This is encouraging news, for myself, because this adds further proof that autism is first, a prenatal, genetic, developmental medical condition, with associated anatomical and physiological components, and the psychological and psychiatric components are secondary and tertiary. Find and treat the underlying cause whenever possible, not just the symptoms.
 
I see a possible confusion of cause and effect. If you have more synapses, it's easy to visualise how the signals get stronger. At least for me it's easy to see it and even calculate it roughly. Stronger signals will elicit fight or flight responses more easily. Anyone would be frightened more by a tiger roaring than a mouse squeaking or the rustle of leaves. It makes evolutionary sense as well.

There seem to be many studies and press articles that overemphasise the role of stress and autoimmune conditions in many medical conditions. Similarly, losing weight is being portrayed as a panaceum. The thing is, these studies, articles and interventions such as diet coaching or meditation are easy to perform - that's why they are done frequently. It's difficult to track something more complex and it consumes more time, resources and requires more expertise.
 
I don't believe in autism having anything to do with "gut" bacteria because it never specifies which "gut" and that word always reminds me of slang or slur rather than a word used medically. So I don't believe any of it.
 
Statistical analysis has been done that pretty firmly establishes that a very high percentage of autism is genetically mediated. Epigenetics and environmental exposure contribute from 10% to a third. (Twin studies.) That doesn't mean some of those can't also have a genetic component. There could easily be autistic genes that don't turn on unless a certain environmental factor intervenes.

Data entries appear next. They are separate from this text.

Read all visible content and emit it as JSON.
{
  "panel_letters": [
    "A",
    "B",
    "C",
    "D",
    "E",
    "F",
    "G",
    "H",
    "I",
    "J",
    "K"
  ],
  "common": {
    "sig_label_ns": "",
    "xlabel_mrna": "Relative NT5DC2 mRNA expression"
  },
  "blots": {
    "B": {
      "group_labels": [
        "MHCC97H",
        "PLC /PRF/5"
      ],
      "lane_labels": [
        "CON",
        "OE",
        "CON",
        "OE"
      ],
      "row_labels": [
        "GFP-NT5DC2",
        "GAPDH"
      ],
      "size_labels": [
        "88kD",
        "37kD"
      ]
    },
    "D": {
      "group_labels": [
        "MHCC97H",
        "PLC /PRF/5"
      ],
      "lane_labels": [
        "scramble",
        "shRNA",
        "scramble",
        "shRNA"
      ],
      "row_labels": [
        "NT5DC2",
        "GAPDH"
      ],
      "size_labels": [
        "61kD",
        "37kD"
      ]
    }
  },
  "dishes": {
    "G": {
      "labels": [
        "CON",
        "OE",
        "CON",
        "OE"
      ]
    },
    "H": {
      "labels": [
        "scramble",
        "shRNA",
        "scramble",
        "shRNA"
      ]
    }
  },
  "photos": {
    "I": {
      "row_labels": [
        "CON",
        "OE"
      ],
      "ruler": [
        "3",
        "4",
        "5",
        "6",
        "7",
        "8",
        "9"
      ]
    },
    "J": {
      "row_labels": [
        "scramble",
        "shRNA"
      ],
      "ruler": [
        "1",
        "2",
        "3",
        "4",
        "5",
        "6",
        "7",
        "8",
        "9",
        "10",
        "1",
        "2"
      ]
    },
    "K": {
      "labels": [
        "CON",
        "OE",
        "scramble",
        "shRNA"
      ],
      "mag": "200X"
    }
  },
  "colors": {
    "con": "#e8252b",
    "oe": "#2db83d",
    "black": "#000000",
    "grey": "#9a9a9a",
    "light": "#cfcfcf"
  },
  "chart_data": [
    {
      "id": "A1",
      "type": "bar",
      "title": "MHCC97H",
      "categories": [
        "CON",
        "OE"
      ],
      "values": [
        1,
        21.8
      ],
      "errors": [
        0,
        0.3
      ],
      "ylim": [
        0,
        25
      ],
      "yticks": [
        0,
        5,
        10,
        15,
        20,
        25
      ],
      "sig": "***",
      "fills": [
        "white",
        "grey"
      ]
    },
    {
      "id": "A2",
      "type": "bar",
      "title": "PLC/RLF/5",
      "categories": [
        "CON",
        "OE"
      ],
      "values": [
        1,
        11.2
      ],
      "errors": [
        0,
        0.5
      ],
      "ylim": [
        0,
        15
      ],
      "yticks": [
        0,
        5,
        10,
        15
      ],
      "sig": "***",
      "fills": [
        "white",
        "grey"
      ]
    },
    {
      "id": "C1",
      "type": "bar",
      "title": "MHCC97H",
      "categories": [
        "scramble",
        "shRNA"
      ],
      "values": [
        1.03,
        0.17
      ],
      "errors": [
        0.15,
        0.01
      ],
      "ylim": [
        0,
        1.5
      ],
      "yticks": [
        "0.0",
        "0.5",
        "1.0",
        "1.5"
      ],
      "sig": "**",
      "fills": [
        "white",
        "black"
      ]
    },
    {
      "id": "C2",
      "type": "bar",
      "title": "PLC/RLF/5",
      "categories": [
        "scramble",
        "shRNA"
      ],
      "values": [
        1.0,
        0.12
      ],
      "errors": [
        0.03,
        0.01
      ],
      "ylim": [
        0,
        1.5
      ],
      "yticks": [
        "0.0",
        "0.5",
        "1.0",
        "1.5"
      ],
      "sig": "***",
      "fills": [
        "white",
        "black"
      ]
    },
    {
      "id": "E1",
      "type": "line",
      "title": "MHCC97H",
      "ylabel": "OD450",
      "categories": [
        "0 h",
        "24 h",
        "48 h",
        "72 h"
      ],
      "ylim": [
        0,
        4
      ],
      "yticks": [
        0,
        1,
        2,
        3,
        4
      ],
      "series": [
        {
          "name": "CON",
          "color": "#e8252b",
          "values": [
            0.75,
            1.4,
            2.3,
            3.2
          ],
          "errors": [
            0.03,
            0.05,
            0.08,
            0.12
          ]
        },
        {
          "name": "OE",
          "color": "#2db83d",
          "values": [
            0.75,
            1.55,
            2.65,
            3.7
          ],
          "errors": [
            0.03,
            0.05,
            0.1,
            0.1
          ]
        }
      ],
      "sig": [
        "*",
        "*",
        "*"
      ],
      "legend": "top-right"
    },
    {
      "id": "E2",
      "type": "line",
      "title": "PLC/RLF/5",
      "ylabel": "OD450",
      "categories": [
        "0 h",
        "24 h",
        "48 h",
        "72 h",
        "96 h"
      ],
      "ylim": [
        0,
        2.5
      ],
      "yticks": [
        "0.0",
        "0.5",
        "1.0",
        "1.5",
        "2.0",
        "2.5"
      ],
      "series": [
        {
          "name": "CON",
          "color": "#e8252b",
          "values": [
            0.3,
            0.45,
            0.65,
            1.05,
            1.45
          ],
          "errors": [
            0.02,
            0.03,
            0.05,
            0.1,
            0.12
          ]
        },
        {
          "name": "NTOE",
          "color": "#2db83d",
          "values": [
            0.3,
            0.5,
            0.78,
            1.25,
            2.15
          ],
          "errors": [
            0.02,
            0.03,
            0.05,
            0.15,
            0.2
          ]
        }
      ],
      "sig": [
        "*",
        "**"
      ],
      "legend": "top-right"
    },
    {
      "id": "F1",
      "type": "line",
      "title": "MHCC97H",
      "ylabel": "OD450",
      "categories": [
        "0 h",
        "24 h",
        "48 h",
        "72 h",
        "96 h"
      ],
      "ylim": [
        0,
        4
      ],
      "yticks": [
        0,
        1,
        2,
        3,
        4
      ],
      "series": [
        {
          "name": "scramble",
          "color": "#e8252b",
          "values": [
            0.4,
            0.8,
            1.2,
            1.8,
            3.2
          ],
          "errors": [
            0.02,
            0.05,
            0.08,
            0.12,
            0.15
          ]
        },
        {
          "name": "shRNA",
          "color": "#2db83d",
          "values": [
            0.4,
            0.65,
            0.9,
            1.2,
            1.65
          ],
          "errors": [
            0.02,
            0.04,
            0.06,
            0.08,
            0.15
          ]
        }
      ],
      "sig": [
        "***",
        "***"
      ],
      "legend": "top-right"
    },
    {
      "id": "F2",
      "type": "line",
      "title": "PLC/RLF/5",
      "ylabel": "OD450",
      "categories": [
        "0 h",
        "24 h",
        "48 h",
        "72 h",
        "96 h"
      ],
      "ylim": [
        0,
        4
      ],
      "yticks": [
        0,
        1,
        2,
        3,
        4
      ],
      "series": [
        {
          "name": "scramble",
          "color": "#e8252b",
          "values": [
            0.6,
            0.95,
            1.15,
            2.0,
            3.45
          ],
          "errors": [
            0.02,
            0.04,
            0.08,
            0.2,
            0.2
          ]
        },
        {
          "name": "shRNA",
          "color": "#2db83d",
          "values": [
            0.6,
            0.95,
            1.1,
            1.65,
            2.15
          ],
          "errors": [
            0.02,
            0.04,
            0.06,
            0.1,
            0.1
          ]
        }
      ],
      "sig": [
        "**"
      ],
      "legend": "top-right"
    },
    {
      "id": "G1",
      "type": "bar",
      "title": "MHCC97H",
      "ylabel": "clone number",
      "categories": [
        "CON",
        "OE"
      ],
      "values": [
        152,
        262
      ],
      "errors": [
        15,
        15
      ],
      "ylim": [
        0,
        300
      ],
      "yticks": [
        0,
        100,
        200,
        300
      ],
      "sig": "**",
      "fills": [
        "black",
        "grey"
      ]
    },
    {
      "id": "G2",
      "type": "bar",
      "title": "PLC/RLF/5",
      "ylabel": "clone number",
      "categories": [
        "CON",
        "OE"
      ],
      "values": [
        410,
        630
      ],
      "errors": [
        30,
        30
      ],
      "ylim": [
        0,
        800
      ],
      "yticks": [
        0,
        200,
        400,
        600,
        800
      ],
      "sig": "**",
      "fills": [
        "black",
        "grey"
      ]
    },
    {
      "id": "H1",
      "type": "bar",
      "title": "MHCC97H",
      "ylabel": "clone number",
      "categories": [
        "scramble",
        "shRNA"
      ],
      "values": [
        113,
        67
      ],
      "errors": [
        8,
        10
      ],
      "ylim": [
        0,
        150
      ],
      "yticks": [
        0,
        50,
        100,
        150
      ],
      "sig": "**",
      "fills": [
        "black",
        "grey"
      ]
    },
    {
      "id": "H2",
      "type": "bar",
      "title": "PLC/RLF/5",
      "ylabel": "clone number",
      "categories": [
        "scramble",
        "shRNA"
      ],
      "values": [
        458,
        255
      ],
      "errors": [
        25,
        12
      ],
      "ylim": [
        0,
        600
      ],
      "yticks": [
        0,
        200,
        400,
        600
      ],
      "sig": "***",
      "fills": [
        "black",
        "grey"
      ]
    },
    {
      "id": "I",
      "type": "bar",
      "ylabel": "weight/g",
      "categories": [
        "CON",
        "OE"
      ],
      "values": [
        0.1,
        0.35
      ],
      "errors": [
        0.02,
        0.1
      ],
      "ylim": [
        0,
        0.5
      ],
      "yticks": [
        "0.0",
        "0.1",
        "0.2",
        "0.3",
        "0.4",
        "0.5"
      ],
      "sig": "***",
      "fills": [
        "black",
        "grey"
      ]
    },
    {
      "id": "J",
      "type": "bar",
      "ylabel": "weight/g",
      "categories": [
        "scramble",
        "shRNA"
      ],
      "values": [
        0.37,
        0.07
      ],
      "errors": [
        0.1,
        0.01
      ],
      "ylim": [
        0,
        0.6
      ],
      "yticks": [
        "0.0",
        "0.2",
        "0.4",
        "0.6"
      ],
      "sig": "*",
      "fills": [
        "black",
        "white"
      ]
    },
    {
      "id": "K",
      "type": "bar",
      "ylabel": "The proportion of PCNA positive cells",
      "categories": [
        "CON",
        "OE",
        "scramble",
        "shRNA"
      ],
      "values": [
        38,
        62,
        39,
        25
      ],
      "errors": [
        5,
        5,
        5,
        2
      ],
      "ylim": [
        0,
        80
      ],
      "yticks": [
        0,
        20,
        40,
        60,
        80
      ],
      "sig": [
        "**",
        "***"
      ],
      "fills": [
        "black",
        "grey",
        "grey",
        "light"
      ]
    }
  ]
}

There are something like a hundred "prospect" genes that have been identified as being "statistically linked" to autism. There are also a couple of genes that 100% guarantee autism if you have a pair. It "runs" in certain families.

Lots of factors tend to confound precision. Let's say you have a twin pair growing up in different homes, and one passes barely under the autism wire while the other just hits it. Individuals who did not meet the criteria for an autism diagnosis but showed elevated autistic traits. Autism at the margins is a subjective call.

Two adjacent genes on a chromosome will appear to be tightly correlated to each other even if they encode for completely different products. That might be what is happening in the study.